- Genre: Sitcom
- Created by: Arthur Mathews Graham Linehan
- Written by: Arthur Mathews
- Directed by: Martin Dennis
- Starring: Simon Pegg Julian Rhind-Tutt Sally Phillips Darren Boyd
- Country of origin: United Kingdom
- Original language: English
- No. of series: 1
- No. of episodes: 6

Production
- Running time: 28–29 minutes
- Production company: Talkback

Original release
- Network: BBC 2
- Release: 12 November – 17 December 1999

= Hippies (TV series) =

British TV comedy series

Hippies is a six-part British television comedy series broadcast on BBC 2 from 12 November to 17 December 1999. It was created by Arthur Mathews and Graham Linehan, the writing partnership most famous for Father Ted, but the scripts were written by Mathews alone. It starred Simon Pegg, Sally Phillips, Julian Rhind-Tutt and Darren Boyd.

== Synopsis ==
Hippies is set in 1969 during the 'Swinging Sixties' and follows the misadventures of Ray Purbbs (Pegg), who is the editor of a counterculture magazine called Mouth (a parody of Oz and International Times), which he produces in his flat in Notting Hill Gate. He is aided by Alex Picton-Dinch (Rhind-Tutt), Hugo Yemp (Boyd) and Jill Sprint (Phillips). Ray is constantly pining for Sprint to no avail.

The series delves into late 1960s culture and involves the characters in various socially awkward situations in this setting.

== Episodes ==

| No. | Title | Original release date |
|---|---|---|
| 1 | "Protesting Hippies" | 12 November 1999 |
| 2 | "Hairy Hippies" | 19 November 1999 |
| 3 | "Sexy Hippies" | 26 November 1999 |
| 4 | "Hippy Dippy Hippies" | 3 December 1999 |
| 5 | "Muddy Hippies" | 10 December 1999 |
| 6 | "Disgusting Hippies" | 17 December 1999 |

==Critical reaction==
The series was Mathews and Linehan's immediate follow up to the hugely popular and highly successful Father Ted. As such it received a significant amount of pre-release hype which viewers felt let down by after watching the first few episodes, as it did not meet their expectations. In general it was badly received by critics but has gained a cult following.

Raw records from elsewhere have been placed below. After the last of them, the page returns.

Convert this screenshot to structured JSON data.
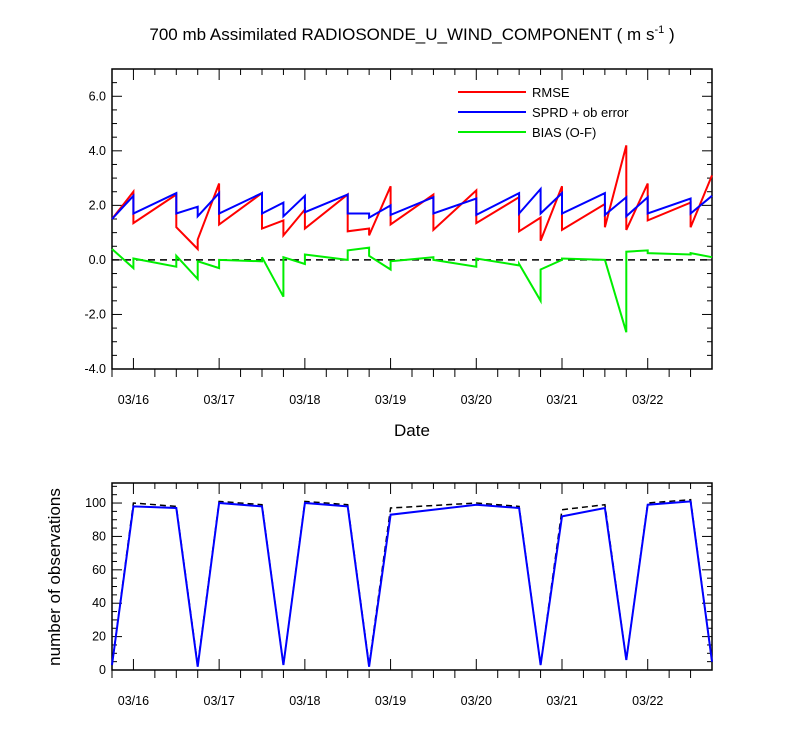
{
  "title_main": "700 mb Assimilated RADIOSONDE_U_WIND_COMPONENT ( m s",
  "title_sup": "-1",
  "title_end": " )",
  "colors": {
    "rmse": "#ff0000",
    "sprd": "#0000ff",
    "bias": "#00ee00",
    "zero": "#000000",
    "background": "#ffffff"
  },
  "chart_data": [
    {
      "type": "line",
      "xlabel": "Date",
      "ylabel": "",
      "ylim": [
        -4,
        7
      ],
      "yticks": [
        -4,
        -2,
        0,
        2,
        4,
        6
      ],
      "ytick_labels": [
        "-4.0",
        "-2.0",
        "0.0",
        "2.0",
        "4.0",
        "6.0"
      ],
      "xlim": [
        0,
        7.0
      ],
      "xticks": [
        0.25,
        1.25,
        2.25,
        3.25,
        4.25,
        5.25,
        6.25
      ],
      "xtick_labels": [
        "03/16",
        "03/17",
        "03/18",
        "03/19",
        "03/20",
        "03/21",
        "03/22"
      ],
      "x_minor_ticks": [
        0.0,
        0.5,
        0.75,
        1.0,
        1.5,
        1.75,
        2.0,
        2.5,
        2.75,
        3.0,
        3.5,
        3.75,
        4.0,
        4.5,
        4.75,
        5.0,
        5.5,
        5.75,
        6.0,
        6.5,
        6.75
      ],
      "grid": false,
      "legend_position": "top-right",
      "reference_line": {
        "y": 0,
        "style": "dashed"
      },
      "series": [
        {
          "name": "RMSE",
          "color_key": "rmse",
          "x": [
            0.0,
            0.25,
            0.25,
            0.75,
            0.75,
            1.0,
            1.0,
            1.25,
            1.25,
            1.75,
            1.75,
            2.0,
            2.0,
            2.25,
            2.25,
            2.75,
            2.75,
            3.0,
            3.0,
            3.25,
            3.25,
            3.75,
            3.75,
            4.25,
            4.25,
            4.75,
            4.75,
            5.0,
            5.0,
            5.25,
            5.25,
            5.75,
            5.75,
            6.0,
            6.0,
            6.25,
            6.25,
            6.75,
            6.75,
            7.0
          ],
          "y": [
            1.5,
            2.5,
            1.35,
            2.4,
            1.2,
            0.4,
            0.75,
            2.8,
            1.3,
            2.45,
            1.15,
            1.45,
            0.9,
            1.85,
            1.15,
            2.4,
            1.05,
            1.15,
            0.9,
            2.7,
            1.3,
            2.4,
            1.1,
            2.55,
            1.35,
            2.3,
            1.05,
            1.55,
            0.7,
            2.7,
            1.1,
            2.05,
            1.2,
            4.2,
            1.1,
            2.8,
            1.45,
            2.1,
            1.2,
            3.1
          ]
        },
        {
          "name": "SPRD + ob error",
          "color_key": "sprd",
          "x": [
            0.0,
            0.25,
            0.25,
            0.75,
            0.75,
            1.0,
            1.0,
            1.25,
            1.25,
            1.75,
            1.75,
            2.0,
            2.0,
            2.25,
            2.25,
            2.75,
            2.75,
            3.0,
            3.0,
            3.25,
            3.25,
            3.75,
            3.75,
            4.25,
            4.25,
            4.75,
            4.75,
            5.0,
            5.0,
            5.25,
            5.25,
            5.75,
            5.75,
            6.0,
            6.0,
            6.25,
            6.25,
            6.75,
            6.75,
            7.0
          ],
          "y": [
            1.5,
            2.35,
            1.7,
            2.45,
            1.7,
            1.95,
            1.6,
            2.45,
            1.7,
            2.45,
            1.7,
            2.1,
            1.6,
            2.35,
            1.75,
            2.4,
            1.7,
            1.7,
            1.55,
            2.0,
            1.65,
            2.3,
            1.7,
            2.25,
            1.65,
            2.45,
            1.7,
            2.6,
            1.7,
            2.45,
            1.7,
            2.45,
            1.65,
            2.3,
            1.6,
            2.3,
            1.7,
            2.25,
            1.7,
            2.35
          ]
        },
        {
          "name": "BIAS (O-F)",
          "color_key": "bias",
          "x": [
            0.0,
            0.25,
            0.25,
            0.75,
            0.75,
            1.0,
            1.0,
            1.25,
            1.25,
            1.75,
            1.75,
            2.0,
            2.0,
            2.25,
            2.25,
            2.75,
            2.75,
            3.0,
            3.0,
            3.25,
            3.25,
            3.75,
            3.75,
            4.25,
            4.25,
            4.75,
            4.75,
            5.0,
            5.0,
            5.25,
            5.25,
            5.75,
            5.75,
            6.0,
            6.0,
            6.25,
            6.25,
            6.75,
            6.75,
            7.0
          ],
          "y": [
            0.4,
            -0.3,
            0.05,
            -0.25,
            0.15,
            -0.7,
            -0.05,
            -0.3,
            0.0,
            -0.05,
            0.1,
            -1.35,
            0.1,
            -0.15,
            0.2,
            0.0,
            0.35,
            0.45,
            0.15,
            -0.35,
            -0.05,
            0.1,
            0.0,
            -0.25,
            0.05,
            -0.2,
            -0.15,
            -1.5,
            -0.35,
            0.0,
            0.05,
            0.0,
            0.0,
            -2.65,
            0.3,
            0.35,
            0.25,
            0.2,
            0.25,
            0.1
          ]
        }
      ]
    },
    {
      "type": "line",
      "xlabel": "",
      "ylabel": "number of observations",
      "ylim": [
        0,
        112
      ],
      "yticks": [
        0,
        20,
        40,
        60,
        80,
        100
      ],
      "ytick_labels": [
        "0",
        "20",
        "40",
        "60",
        "80",
        "100"
      ],
      "xlim": [
        0,
        7.0
      ],
      "xticks": [
        0.25,
        1.25,
        2.25,
        3.25,
        4.25,
        5.25,
        6.25
      ],
      "xtick_labels": [
        "03/16",
        "03/17",
        "03/18",
        "03/19",
        "03/20",
        "03/21",
        "03/22"
      ],
      "x_minor_ticks": [
        0.0,
        0.5,
        0.75,
        1.0,
        1.5,
        1.75,
        2.0,
        2.5,
        2.75,
        3.0,
        3.5,
        3.75,
        4.0,
        4.5,
        4.75,
        5.0,
        5.5,
        5.75,
        6.0,
        6.5,
        6.75
      ],
      "grid": false,
      "series": [
        {
          "color_key": "zero",
          "style": "dashed",
          "x": [
            0.0,
            0.25,
            0.75,
            1.0,
            1.25,
            1.75,
            2.0,
            2.25,
            2.75,
            3.0,
            3.25,
            4.25,
            4.75,
            5.0,
            5.25,
            5.75,
            6.0,
            6.25,
            6.75,
            7.0
          ],
          "y": [
            3,
            100,
            98,
            3,
            101,
            99,
            3,
            101,
            99,
            3,
            97,
            100,
            98,
            3,
            96,
            99,
            6,
            100,
            102,
            5
          ]
        },
        {
          "color_key": "sprd",
          "style": "solid",
          "x": [
            0.0,
            0.25,
            0.75,
            1.0,
            1.25,
            1.75,
            2.0,
            2.25,
            2.75,
            3.0,
            3.25,
            4.25,
            4.75,
            5.0,
            5.25,
            5.75,
            6.0,
            6.25,
            6.75,
            7.0
          ],
          "y": [
            3,
            98,
            97,
            2,
            100,
            98,
            3,
            100,
            98,
            2,
            93,
            99,
            97,
            3,
            92,
            97,
            6,
            99,
            101,
            5
          ]
        }
      ]
    }
  ]
}
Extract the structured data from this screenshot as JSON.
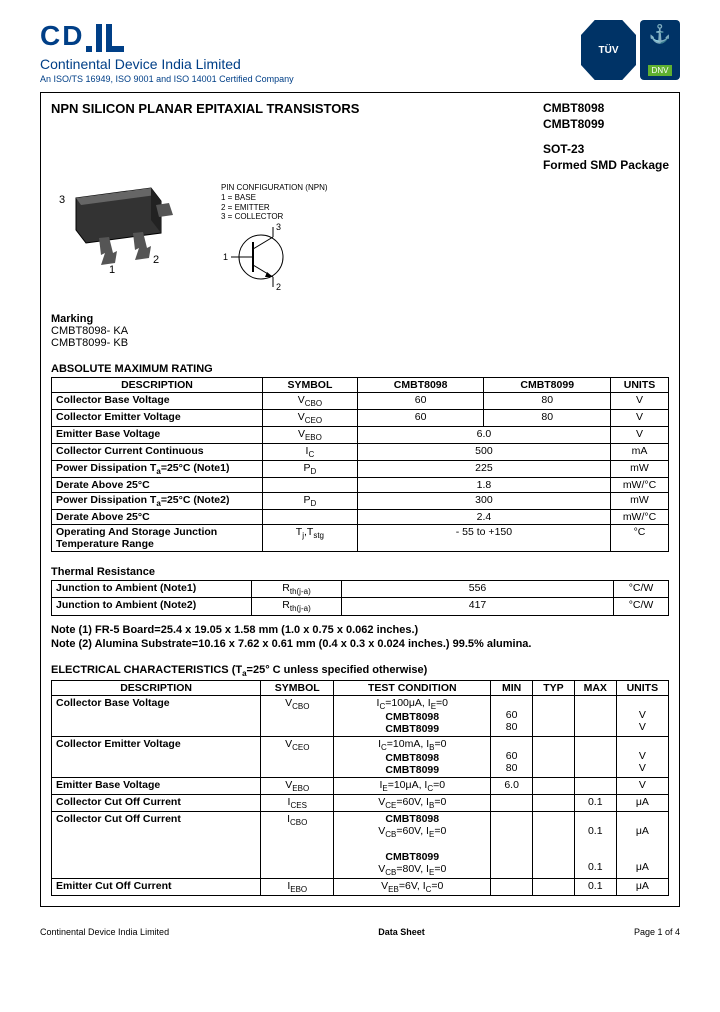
{
  "header": {
    "logo_text": "CD",
    "company": "Continental Device India Limited",
    "iso": "An ISO/TS 16949, ISO 9001 and ISO 14001 Certified Company"
  },
  "title": "NPN SILICON PLANAR EPITAXIAL TRANSISTORS",
  "parts": {
    "p1": "CMBT8098",
    "p2": "CMBT8099",
    "pkg1": "SOT-23",
    "pkg2": "Formed SMD Package"
  },
  "pinconf": {
    "h": "PIN CONFIGURATION (NPN)",
    "l1": "1 = BASE",
    "l2": "2 = EMITTER",
    "l3": "3 = COLLECTOR"
  },
  "marking": {
    "h": "Marking",
    "m1": "CMBT8098- KA",
    "m2": "CMBT8099- KB"
  },
  "amr": {
    "title": "ABSOLUTE MAXIMUM RATING",
    "headers": {
      "desc": "DESCRIPTION",
      "sym": "SYMBOL",
      "p1": "CMBT8098",
      "p2": "CMBT8099",
      "units": "UNITS"
    },
    "rows": [
      {
        "d": "Collector Base Voltage",
        "s": "V<sub>CBO</sub>",
        "v1": "60",
        "v2": "80",
        "u": "V"
      },
      {
        "d": "Collector Emitter Voltage",
        "s": "V<sub>CEO</sub>",
        "v1": "60",
        "v2": "80",
        "u": "V"
      },
      {
        "d": "Emitter Base Voltage",
        "s": "V<sub>EBO</sub>",
        "span": "6.0",
        "u": "V"
      },
      {
        "d": "Collector Current Continuous",
        "s": "I<sub>C</sub>",
        "span": "500",
        "u": "mA"
      },
      {
        "d": "Power Dissipation T<sub>a</sub>=25°C  (Note1)",
        "s": "P<sub>D</sub>",
        "span": "225",
        "u": "mW"
      },
      {
        "d": "Derate Above 25°C",
        "s": "",
        "span": "1.8",
        "u": "mW/°C"
      },
      {
        "d": "Power Dissipation T<sub>a</sub>=25°C  (Note2)",
        "s": "P<sub>D</sub>",
        "span": "300",
        "u": "mW"
      },
      {
        "d": "Derate Above 25°C",
        "s": "",
        "span": "2.4",
        "u": "mW/°C"
      },
      {
        "d": "Operating And Storage Junction\nTemperature Range",
        "s": "T<sub>j</sub>,T<sub>stg</sub>",
        "span": "- 55 to +150",
        "u": "°C"
      }
    ]
  },
  "thermal": {
    "title": "Thermal Resistance",
    "rows": [
      {
        "d": "Junction to Ambient (Note1)",
        "s": "R<sub>th(j-a)</sub>",
        "v": "556",
        "u": "°C/W"
      },
      {
        "d": "Junction to Ambient (Note2)",
        "s": "R<sub>th(j-a)</sub>",
        "v": "417",
        "u": "°C/W"
      }
    ]
  },
  "notes": {
    "n1": "Note (1) FR-5 Board=25.4 x 19.05 x 1.58 mm (1.0 x 0.75 x 0.062 inches.)",
    "n2": "Note (2) Alumina Substrate=10.16 x 7.62 x 0.61 mm  (0.4 x 0.3 x 0.024 inches.) 99.5% alumina."
  },
  "elec": {
    "title": "ELECTRICAL CHARACTERISTICS  (T<sub>a</sub>=25° C unless specified otherwise)",
    "headers": {
      "desc": "DESCRIPTION",
      "sym": "SYMBOL",
      "tc": "TEST CONDITION",
      "min": "MIN",
      "typ": "TYP",
      "max": "MAX",
      "units": "UNITS"
    },
    "rows": [
      {
        "d": "Collector Base Voltage",
        "s": "V<sub>CBO</sub>",
        "tc": "I<sub>C</sub>=100μA, I<sub>E</sub>=0<br><b>CMBT8098</b><br><b>CMBT8099</b>",
        "min": "<br>60<br>80",
        "typ": "",
        "max": "",
        "u": "<br>V<br>V"
      },
      {
        "d": "Collector Emitter Voltage",
        "s": "V<sub>CEO</sub>",
        "tc": "I<sub>C</sub>=10mA, I<sub>B</sub>=0<br><b>CMBT8098</b><br><b>CMBT8099</b>",
        "min": "<br>60<br>80",
        "typ": "",
        "max": "",
        "u": "<br>V<br>V"
      },
      {
        "d": "Emitter Base Voltage",
        "s": "V<sub>EBO</sub>",
        "tc": "I<sub>E</sub>=10μA, I<sub>C</sub>=0",
        "min": "6.0",
        "typ": "",
        "max": "",
        "u": "V"
      },
      {
        "d": "Collector Cut Off Current",
        "s": "I<sub>CES</sub>",
        "tc": "V<sub>CE</sub>=60V, I<sub>B</sub>=0",
        "min": "",
        "typ": "",
        "max": "0.1",
        "u": "μA"
      },
      {
        "d": "Collector Cut Off Current",
        "s": "I<sub>CBO</sub>",
        "tc": "<b>CMBT8098</b><br>V<sub>CB</sub>=60V, I<sub>E</sub>=0<br><br><b>CMBT8099</b><br>V<sub>CB</sub>=80V, I<sub>E</sub>=0",
        "min": "",
        "typ": "",
        "max": "<br>0.1<br><br><br>0.1",
        "u": "<br>μA<br><br><br>μA"
      },
      {
        "d": "Emitter Cut Off Current",
        "s": "I<sub>EBO</sub>",
        "tc": "V<sub>EB</sub>=6V, I<sub>C</sub>=0",
        "min": "",
        "typ": "",
        "max": "0.1",
        "u": "μA"
      }
    ]
  },
  "footer": {
    "left": "Continental Device India Limited",
    "mid": "Data Sheet",
    "right": "Page 1 of 4"
  },
  "colors": {
    "brand": "#003f87",
    "border": "#000000",
    "bg": "#ffffff"
  }
}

A second series was commissioned, but was never made after Mathews was put off by the negative critical reaction.

Hippies has never been repeated on any terrestrial BBC channels, although it has been repeated on Paramount Comedy 2, the now defunct Play UK, and Gold.

BBC America aired the series in the United States in 2000.

The series was released on Region 0 DVD in the UK in March 2008.